Варвара Никитишна, заплаканная, прошла за ним.
— Чайку бы с вареньем попить, мамаша! — высказался Кошмариков, развалясь на диване…
Вскоре Василий Нилыч стал необычайно говорлив, чай пил помногу, торопясь, обжигаясь; поминутно вскакивал, подбегал к различным вещам, книгам, безделушкам и блудливо спрашивал: «Это покойного?!» Вещи покойного обнюхивал и чуть к свету не подносил, рассматривая. Мамаша Варвара Никитишна по простоте душевной думала, что он не в себе от горя. Но Василий Нилыч именно был в себе; он даже похлопывал себя по ляжкам. Ему вдруг вошла в голову шальная мысль лечь в постельку, где нередко ночевал покойный, заходя к мамаше на ужин. Лечь так, свернуться калачиком и подремать сладенько-сладенько под томную музыку — Шопена, скажем. Но он боялся, что Варвара Никитишна вызовет психиатра.

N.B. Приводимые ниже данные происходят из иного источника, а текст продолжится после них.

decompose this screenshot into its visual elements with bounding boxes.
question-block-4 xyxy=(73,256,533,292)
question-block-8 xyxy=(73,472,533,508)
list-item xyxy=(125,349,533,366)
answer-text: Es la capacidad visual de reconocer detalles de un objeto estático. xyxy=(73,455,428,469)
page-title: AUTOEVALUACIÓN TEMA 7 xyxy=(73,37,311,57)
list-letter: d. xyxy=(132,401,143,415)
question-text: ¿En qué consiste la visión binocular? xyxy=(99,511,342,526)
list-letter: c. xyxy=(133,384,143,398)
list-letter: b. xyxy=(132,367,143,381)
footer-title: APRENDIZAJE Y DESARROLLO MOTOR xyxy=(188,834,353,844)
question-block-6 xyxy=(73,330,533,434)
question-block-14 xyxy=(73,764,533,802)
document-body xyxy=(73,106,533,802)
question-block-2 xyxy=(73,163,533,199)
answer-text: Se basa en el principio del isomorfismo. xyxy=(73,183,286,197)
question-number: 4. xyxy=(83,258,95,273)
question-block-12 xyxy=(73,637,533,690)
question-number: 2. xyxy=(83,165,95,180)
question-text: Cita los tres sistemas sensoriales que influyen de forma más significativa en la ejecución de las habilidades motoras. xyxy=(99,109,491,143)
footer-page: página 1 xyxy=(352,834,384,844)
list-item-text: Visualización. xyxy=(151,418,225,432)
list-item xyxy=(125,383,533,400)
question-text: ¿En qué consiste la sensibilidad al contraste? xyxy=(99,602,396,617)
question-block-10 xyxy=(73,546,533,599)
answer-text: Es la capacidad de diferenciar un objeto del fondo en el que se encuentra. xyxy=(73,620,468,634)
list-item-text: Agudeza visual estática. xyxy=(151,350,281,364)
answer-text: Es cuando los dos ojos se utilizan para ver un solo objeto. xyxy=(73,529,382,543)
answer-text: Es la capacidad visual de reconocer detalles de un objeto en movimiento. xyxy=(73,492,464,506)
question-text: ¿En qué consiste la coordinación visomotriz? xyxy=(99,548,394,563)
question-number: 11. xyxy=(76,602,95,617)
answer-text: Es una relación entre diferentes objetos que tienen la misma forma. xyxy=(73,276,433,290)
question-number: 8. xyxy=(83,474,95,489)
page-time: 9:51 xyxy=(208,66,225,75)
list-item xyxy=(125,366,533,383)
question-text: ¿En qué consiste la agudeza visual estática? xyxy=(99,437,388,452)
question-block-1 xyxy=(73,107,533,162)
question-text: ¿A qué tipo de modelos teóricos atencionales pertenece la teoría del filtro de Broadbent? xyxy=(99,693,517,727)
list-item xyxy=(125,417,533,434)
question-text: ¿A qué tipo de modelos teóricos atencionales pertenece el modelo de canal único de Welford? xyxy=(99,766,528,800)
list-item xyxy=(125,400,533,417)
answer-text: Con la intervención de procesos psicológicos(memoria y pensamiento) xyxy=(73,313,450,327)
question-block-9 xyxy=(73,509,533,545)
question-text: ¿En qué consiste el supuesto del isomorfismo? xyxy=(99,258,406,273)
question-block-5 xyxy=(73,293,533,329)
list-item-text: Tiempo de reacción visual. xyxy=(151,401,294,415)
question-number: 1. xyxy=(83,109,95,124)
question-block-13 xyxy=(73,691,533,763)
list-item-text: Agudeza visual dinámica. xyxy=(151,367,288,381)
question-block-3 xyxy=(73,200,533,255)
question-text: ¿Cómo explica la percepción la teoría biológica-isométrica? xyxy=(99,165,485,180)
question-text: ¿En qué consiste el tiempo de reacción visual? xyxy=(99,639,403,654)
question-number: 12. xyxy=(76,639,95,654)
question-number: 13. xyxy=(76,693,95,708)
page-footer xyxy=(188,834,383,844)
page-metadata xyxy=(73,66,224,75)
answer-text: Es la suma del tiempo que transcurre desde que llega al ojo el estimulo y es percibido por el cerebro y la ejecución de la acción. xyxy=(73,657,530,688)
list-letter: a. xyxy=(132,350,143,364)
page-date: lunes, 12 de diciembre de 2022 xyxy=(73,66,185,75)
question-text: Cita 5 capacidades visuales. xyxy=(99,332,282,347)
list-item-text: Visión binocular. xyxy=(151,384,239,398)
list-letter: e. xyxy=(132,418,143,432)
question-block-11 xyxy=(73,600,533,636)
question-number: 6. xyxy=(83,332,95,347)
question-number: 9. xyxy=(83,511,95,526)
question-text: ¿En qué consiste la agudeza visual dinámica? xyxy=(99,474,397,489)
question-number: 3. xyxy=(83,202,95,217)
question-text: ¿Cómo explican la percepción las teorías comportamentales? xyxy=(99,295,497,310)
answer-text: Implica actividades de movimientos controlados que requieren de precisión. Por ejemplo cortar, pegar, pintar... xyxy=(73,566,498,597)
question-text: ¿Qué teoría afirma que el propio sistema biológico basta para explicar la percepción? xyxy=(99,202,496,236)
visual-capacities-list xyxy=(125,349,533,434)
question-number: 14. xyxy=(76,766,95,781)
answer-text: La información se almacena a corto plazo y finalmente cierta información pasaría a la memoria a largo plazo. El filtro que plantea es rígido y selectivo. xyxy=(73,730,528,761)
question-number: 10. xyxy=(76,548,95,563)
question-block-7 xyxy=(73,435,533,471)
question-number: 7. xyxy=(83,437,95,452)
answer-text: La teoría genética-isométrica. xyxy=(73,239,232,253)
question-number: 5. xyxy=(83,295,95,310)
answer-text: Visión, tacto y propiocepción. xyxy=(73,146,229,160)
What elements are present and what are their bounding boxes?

— Когда будут похороны, мать?! — весело закричал он на Варвару Никитишну.
— Завтра с утра, Вася, — беспокойно ответила Варвара Никитишна, — в Кузьминках.
Под конец Варвара Никитишна совсем обомлела и, не зная, что подумать, разрыдалась. А на Кошмарикова напал нелепо-трансцендентный, но вместе с тем животный страх, что он может в этой комнате умереть. Одновременно давешнее веселье било через край. Поэтому Кошмариков пел песни, плевался, легонько матерился и убежал, захватив с собой рваный носок покойного…

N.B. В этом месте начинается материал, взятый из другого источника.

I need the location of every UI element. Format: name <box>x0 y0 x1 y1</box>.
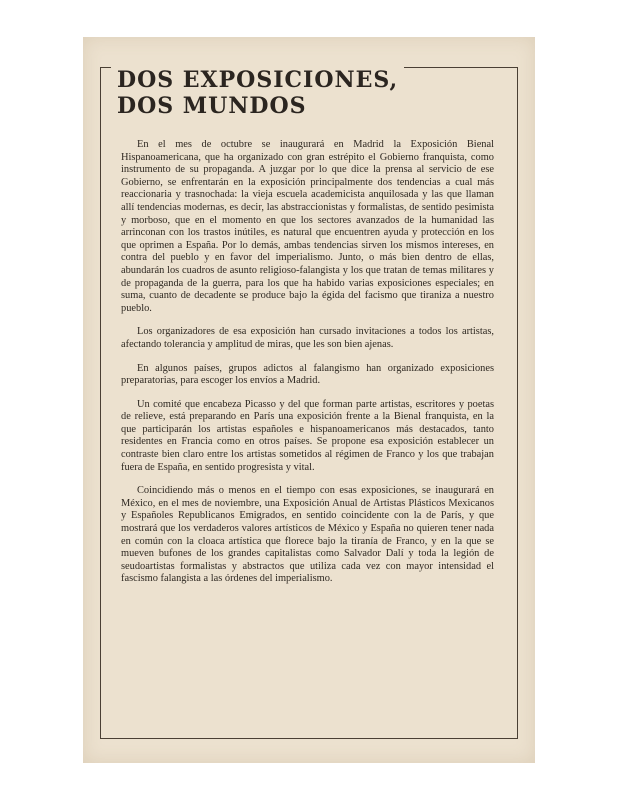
paragraph-4: Un comité que encabeza Picasso y del que forman parte artistas, escritores y poetas de relieve, está preparando en París una exposición frente a la Bienal franquista, en la que participarán los artistas españoles e hispanoamericanos más destacados, tanto residentes en Francia como en otros países. Se propone esa exposición establecer un contraste bien claro entre los artistas sometidos al régimen de Franco y los que trabajan fuera de España, en sentido progresista y vital. <box>121 398 494 473</box>
article-title-line-1: DOS EXPOSICIONES, <box>117 67 399 93</box>
paragraph-3: En algunos países, grupos adictos al falangismo han organizado exposiciones preparatorias, para escoger los envíos a Madrid. <box>121 362 494 387</box>
article-title-line-2: DOS MUNDOS <box>117 93 307 119</box>
paragraph-2: Los organizadores de esa exposición han cursado invitaciones a todos los artistas, afectando tolerancia y amplitud de miras, que les son bien ajenas. <box>121 326 494 350</box>
article-title <box>111 67 404 119</box>
article-body <box>121 139 494 597</box>
paragraph-5: Coincidiendo más o menos en el tiempo con esas exposiciones, se inaugurará en México, en el mes de noviembre, una Exposición Anual de Artistas Plásticos Mexicanos y Españoles Republicanos Emigrados, en sentido coincidente con la de París, y que mostrará que los verdaderos valores artísticos de México y España no quieren tener nada en común con la cloaca artística que florece bajo la tiranía de Franco, y en la que se mueven bufones de los grandes capitalistas como Salvador Dalí y toda la legión de seudoartistas formalistas y abstractos que utiliza cada vez con mayor intensidad el fascismo falangista a las órdenes del imperialismo. <box>121 485 494 585</box>
paragraph-1: En el mes de octubre se inaugurará en Madrid la Exposición Bienal Hispanoamericana, que ha organizado con gran estrépito el Gobierno franquista, como instrumento de su propaganda. A juzgar por lo que dice la prensa al servicio de ese Gobierno, se enfrentarán en la exposición principalmente dos tendencias a cual más reaccionaria y trasnochada: la vieja escuela academicista anquilosada y las que llaman allí tendencias modernas, es decir, las abstraccionistas y formalistas, de sentido pesimista y morboso, que en el momento en que los sectores avanzados de la humanidad las arrinconan con los trastos inútiles, es natural que encuentren ayuda y protección en los que oprimen a España. Por lo demás, ambas tendencias sirven los mismos intereses, en contra del pueblo y en favor del imperialismo. Junto, o más bien dentro de ellas, abundarán los cuadros de asunto religioso-falangista y los que tratan de temas militares y de propaganda de la guerra, para los que ha habido varias exposiciones especiales; en suma, cuanto de decadente se produce bajo la égida del facismo que tiraniza a nuestro pueblo. <box>121 139 494 314</box>
magazine-page <box>83 37 535 763</box>
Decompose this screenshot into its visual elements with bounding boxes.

А на следующий день были похороны. Василий Нилыч встал рано утром и почему-то пошел пешком. Косицкий приехал в Кузьминки еще с вечера и заночевал в сарае. Кошмариков прискакал вовремя, но усталый, злой и с ходу голодно спросил: «Где гроб?»
— Запаздывають, Вася, — засуетился Косицкий.
— А может, ты проглядел, губошлеп, — уже похоронили… Надо было задержать… Убью, курва, — надвинулся Кошмариков.
— Что ты, Вася, что ты! Я все кладбище обегал. Запыхался. Никого нет, — юлил Косицкий.
Гроб и правда запаздывал. Наконец он появился. Все пошло как по маслу. Кошмариков вертелся, расталкивая всех и норовил быть поближе к гробу. Он начисто забыл все то доброе и хорошее, что делал для него Голда, и сосредоточился на двух-трех мелких пакостных обидках. Сердце его ныло от сладострастного отмщения; «вот тебе, вот тебе», — приговаривал он про себя, тихо взвизгивая. Он даже не ел, а весь ушел в мысли и созерцание мертвого лица.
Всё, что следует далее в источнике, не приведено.